Segundo estudiosos, sua linguagem simples, clara, motivadora, apaixonada, também sabendo ser fria quando necessário, assim como, a densidade de seus ambientes escuros nos subúrbios, bolsões de pobreza onde álcool e sexo, preconceito e solidariedade se entrela­çam. Seus romances abundam em deserdados da fortuna, pequenos criminosos e outros moradores de bairros pobres e marginais, retratados sem truculência ou compaixão. Sua atividade como romancista começou com a obra Lanchas en la bahía (1932), centrada na vida de um jovem demitido do emprego e na relação que mantém com um amigo e uma prostituta. A este primeiro longa seguiram-se quatro romances protagonizados por uma espécie de heterônimo seu, Aniceto Hevia: “Hijo de ladrón” (considerada a sua obra mais típica e bem-sucedida, 1951), “Mejor que el vino” (1958), “Sombras contra el muro” (1964) e “La oscura vida radiante” (1971). Outros romances do autor são “La ciudad de los Césares” (1936) e “Punta de rieles” (1960). Publicou também coletâneas de contos, como “Hombres del Sur” (1926), “El delin­cuente” (1929) e “El bonete maulino” (1943).
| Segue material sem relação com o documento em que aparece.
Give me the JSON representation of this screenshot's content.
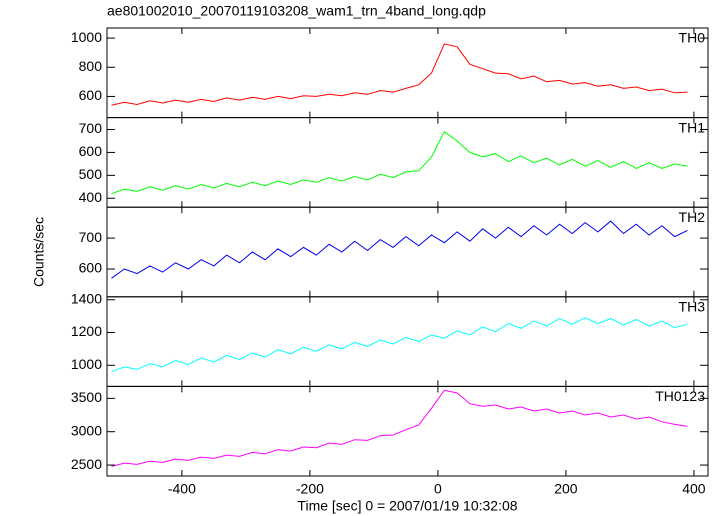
{
  "chart_data": [
    {
      "type": "line",
      "title": "ae801002010_20070119103208_wam1_trn_4band_long.qdp",
      "x": [
        -510,
        -490,
        -470,
        -450,
        -430,
        -410,
        -390,
        -370,
        -350,
        -330,
        -310,
        -290,
        -270,
        -250,
        -230,
        -210,
        -190,
        -170,
        -150,
        -130,
        -110,
        -90,
        -70,
        -50,
        -30,
        -10,
        10,
        30,
        50,
        70,
        90,
        110,
        130,
        150,
        170,
        190,
        210,
        230,
        250,
        270,
        290,
        310,
        330,
        350,
        370,
        390
      ],
      "series": [
        {
          "name": "TH0",
          "color": "#ff0000",
          "values": [
            540,
            560,
            545,
            570,
            555,
            575,
            560,
            580,
            565,
            590,
            575,
            595,
            580,
            600,
            585,
            605,
            600,
            615,
            605,
            625,
            615,
            640,
            630,
            655,
            680,
            760,
            960,
            940,
            820,
            790,
            760,
            755,
            720,
            740,
            700,
            710,
            685,
            695,
            670,
            680,
            655,
            665,
            640,
            650,
            625,
            630
          ]
        }
      ],
      "xlim": [
        -517,
        422
      ],
      "xticks": [
        -400,
        -200,
        0,
        200,
        400
      ],
      "ylim": [
        455,
        1069
      ],
      "yticks": [
        600,
        800,
        1000
      ]
    },
    {
      "type": "line",
      "x": [
        -510,
        -490,
        -470,
        -450,
        -430,
        -410,
        -390,
        -370,
        -350,
        -330,
        -310,
        -290,
        -270,
        -250,
        -230,
        -210,
        -190,
        -170,
        -150,
        -130,
        -110,
        -90,
        -70,
        -50,
        -30,
        -10,
        10,
        30,
        50,
        70,
        90,
        110,
        130,
        150,
        170,
        190,
        210,
        230,
        250,
        270,
        290,
        310,
        330,
        350,
        370,
        390
      ],
      "series": [
        {
          "name": "TH1",
          "color": "#00ff00",
          "values": [
            420,
            440,
            430,
            450,
            435,
            455,
            440,
            460,
            445,
            465,
            450,
            470,
            455,
            475,
            460,
            480,
            470,
            490,
            475,
            495,
            480,
            505,
            490,
            515,
            520,
            580,
            690,
            650,
            600,
            580,
            595,
            560,
            585,
            555,
            575,
            545,
            570,
            540,
            565,
            535,
            560,
            530,
            555,
            530,
            550,
            540
          ]
        }
      ],
      "xlim": [
        -517,
        422
      ],
      "xticks": [
        -400,
        -200,
        0,
        200,
        400
      ],
      "ylim": [
        361,
        752
      ],
      "yticks": [
        400,
        500,
        600,
        700
      ]
    },
    {
      "type": "line",
      "ylabel": "Counts/sec",
      "x": [
        -510,
        -490,
        -470,
        -450,
        -430,
        -410,
        -390,
        -370,
        -350,
        -330,
        -310,
        -290,
        -270,
        -250,
        -230,
        -210,
        -190,
        -170,
        -150,
        -130,
        -110,
        -90,
        -70,
        -50,
        -30,
        -10,
        10,
        30,
        50,
        70,
        90,
        110,
        130,
        150,
        170,
        190,
        210,
        230,
        250,
        270,
        290,
        310,
        330,
        350,
        370,
        390
      ],
      "series": [
        {
          "name": "TH2",
          "color": "#0000ee",
          "values": [
            570,
            600,
            585,
            610,
            590,
            620,
            600,
            630,
            610,
            645,
            620,
            655,
            630,
            665,
            640,
            670,
            645,
            680,
            655,
            690,
            660,
            695,
            670,
            705,
            675,
            710,
            685,
            720,
            690,
            730,
            700,
            735,
            705,
            740,
            710,
            745,
            715,
            750,
            720,
            755,
            715,
            745,
            710,
            740,
            705,
            725
          ]
        }
      ],
      "xlim": [
        -517,
        422
      ],
      "xticks": [
        -400,
        -200,
        0,
        200,
        400
      ],
      "ylim": [
        510,
        800
      ],
      "yticks": [
        600,
        700
      ]
    },
    {
      "type": "line",
      "x": [
        -510,
        -490,
        -470,
        -450,
        -430,
        -410,
        -390,
        -370,
        -350,
        -330,
        -310,
        -290,
        -270,
        -250,
        -230,
        -210,
        -190,
        -170,
        -150,
        -130,
        -110,
        -90,
        -70,
        -50,
        -30,
        -10,
        10,
        30,
        50,
        70,
        90,
        110,
        130,
        150,
        170,
        190,
        210,
        230,
        250,
        270,
        290,
        310,
        330,
        350,
        370,
        390
      ],
      "series": [
        {
          "name": "TH3",
          "color": "#00ffff",
          "values": [
            960,
            990,
            975,
            1010,
            990,
            1030,
            1005,
            1045,
            1020,
            1060,
            1035,
            1075,
            1050,
            1095,
            1070,
            1110,
            1085,
            1125,
            1100,
            1140,
            1115,
            1155,
            1130,
            1170,
            1145,
            1185,
            1165,
            1210,
            1185,
            1235,
            1205,
            1255,
            1225,
            1270,
            1240,
            1285,
            1250,
            1290,
            1255,
            1285,
            1245,
            1280,
            1240,
            1270,
            1230,
            1250
          ]
        }
      ],
      "xlim": [
        -517,
        422
      ],
      "xticks": [
        -400,
        -200,
        0,
        200,
        400
      ],
      "ylim": [
        871,
        1418
      ],
      "yticks": [
        1000,
        1200,
        1400
      ]
    },
    {
      "type": "line",
      "xlabel": "Time [sec] 0 = 2007/01/19 10:32:08",
      "x": [
        -510,
        -490,
        -470,
        -450,
        -430,
        -410,
        -390,
        -370,
        -350,
        -330,
        -310,
        -290,
        -270,
        -250,
        -230,
        -210,
        -190,
        -170,
        -150,
        -130,
        -110,
        -90,
        -70,
        -50,
        -30,
        -10,
        10,
        30,
        50,
        70,
        90,
        110,
        130,
        150,
        170,
        190,
        210,
        230,
        250,
        270,
        290,
        310,
        330,
        350,
        370,
        390
      ],
      "series": [
        {
          "name": "TH0123",
          "color": "#ff00ff",
          "values": [
            2480,
            2530,
            2510,
            2560,
            2540,
            2590,
            2570,
            2620,
            2600,
            2650,
            2630,
            2690,
            2670,
            2730,
            2710,
            2770,
            2760,
            2830,
            2810,
            2880,
            2870,
            2940,
            2950,
            3030,
            3100,
            3350,
            3620,
            3580,
            3420,
            3380,
            3400,
            3340,
            3370,
            3310,
            3340,
            3280,
            3310,
            3250,
            3280,
            3220,
            3250,
            3190,
            3220,
            3150,
            3110,
            3080
          ]
        }
      ],
      "xlim": [
        -517,
        422
      ],
      "xticks": [
        -400,
        -200,
        0,
        200,
        400
      ],
      "ylim": [
        2336,
        3679
      ],
      "yticks": [
        2500,
        3000,
        3500
      ]
    }
  ]
}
Também iniciou-se na poesia com volumes como “Poéticas” (1921) e “Tonada del transeunte” (1927). Um trecho de “Hijo de ladron?”

“¿Cómo y por qué llegué hasta allí? Por los mismos motivos por los que he llegado a tantas partes. Es una historia larga y, lo que es peor, confusa. La culpa es mía: nunca he podido pen­sar como pudiera hacerlo un metro, línea tras línea, centímetro tras centímetro, hasta llegar a ciento o a mil; y mi memoria no es mucho mejor: salta de un hecho a otro y toma a veces los que aparecen primero, volviendo sobre sus pasos sólo cuando los otros, más perezosos o más densos, empiezan a surgir a su vez desde el fondo de la vida pasada. Creo que, primero o des­pués, estuve preso. Nada importante, por supuesto: asalto a una joyería, a una joyería cuya existencia y situación ignoraba e ignoro aún. Tuve, según perece, cómplices, a los que tampoco conocí y cuyos nombres o apodos supe tanto como ellos los míos; la única que supo algo fue la policía, aunque no con mucha seguridad.” Traduzindo, “Como e por que cheguei lá? Pelas mesmas razões que cheguei a tantos lugares. É uma longa história e, o que é pior, confusa. A culpa é minha: nunca consegui pensar como um metro poderia, linha após linha, centímetro após centímetro, até chegar a cem ou mil; e minha memória não é muito me­lhor: salta de um fato a outro e às vezes pega os que aparecem primeiro, voltando sobre seus passos apenas quando os outros, mais preguiçosos ou mais densos, começam por sua vez a emergir das profundezas da vida. Acho que, primeiro ou depois, fui preso. Nada importante, claro: assalto a uma joalheria, uma joalheria cuja existência e situação eu desconhecia e ainda desconheço. Eu tinha, ao que parece, cúmplices, que também não conhecia e cujos nomes ou apelidos eu conhecia tão bem quanto eles os meus; a única pessoa que sabia de alguma coisa era a polícia, embora não com muita certeza”. Um autor em que o limite entre sua vida e as de seus personagens desenhou-se como algo muito tênue.